My personal experience: My personal experience was that I tested negative despite having disruptive symptoms on 6/4, the day after our first positives. My rapid test was negative although I ran fevers, experienced connective tissue pain in my wrists, feet and elbows and felt best when sleeping. I lost my voice to congestion. I’d get up to find juice, tea or water and then quickly be chased by chills and aches back to bed. Despite Theraflu, ibuprofen and lots of fluids, I was uncomfortable unless in bed and asleep. Still, I tested negative.

The next morning, I really did feel a little better. I was able to check on my son, talk with my girls, talk with my mom (who by then was in the Denver airport) and visit my parents in law. They were starting to look better too. Grandmother was now the only one not in quarantine. She was 2 days past her positive test and 6 days past her symptoms start. She ran for juices, take out and cough drops.
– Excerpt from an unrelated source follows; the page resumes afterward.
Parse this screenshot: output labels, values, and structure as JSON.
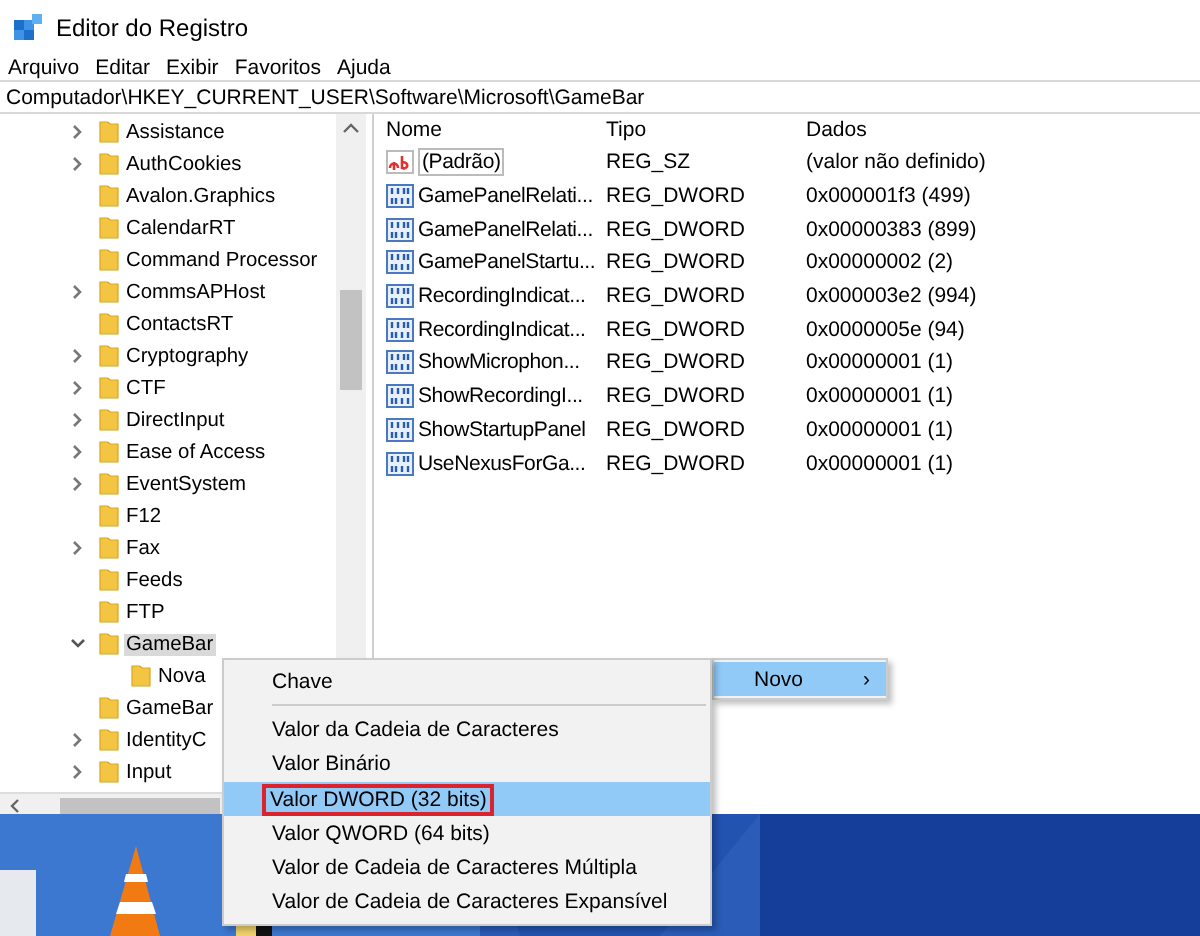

Monday late afternoon, I tested positive. It did surprise me to witness the lag of the positive test result compared to onset of symptoms. I wonder how many people test once while sick and then go on with life thinking “it’s just a cold”. Or just not test anymore.

We have read about the higher incidence of false negatives with the antigen rapid tests but I didn’t understand how sick a person could be and still have a false negative.

Lesson learned, you are not COVID negative unless you test at the right time with a PCR test. I’d recommend testing at home several days while sick and isolating because our expectations of the tests are flawed. If I hadn’t had my family’s positive results around me I would have tested once and gone on with this “cold”. I imagine that that’s going on all around us.

How we got our tests: After Grandma tested positive on Friday, we used all of the tests we had in the house to test the family. The next day, my father in law and I went to Walgreens to pick up 8 tests for each of us, free through our insurance. I was also able to grab 8 through my husband’s insurance.

An exposure of 9 people eats a lot of tests. None of us have pursued getting the pcr test. That would be the correct test for our exposed asymptomatic family. There is a sentiment that enough effort has been taken and making an appointment is asking too much. This is pandemic fatigue.

We have had a family conference and will postpone our leave to South America by a couple months. There are just too many details to throw together before July 1st. We need more time in Montana. Besides, it’s just so beautiful.

Best to all of you and word to the wise, we are still in this pandemic. Hoping that as this virus circulates we all get to avoid more severe illness. Be outside in the open air and enjoy. Consider wearing masks when indoors in public places, we are still in this spread. And for sure, we as a community are feeling less willing to sacrifice staying home for “just a cold”.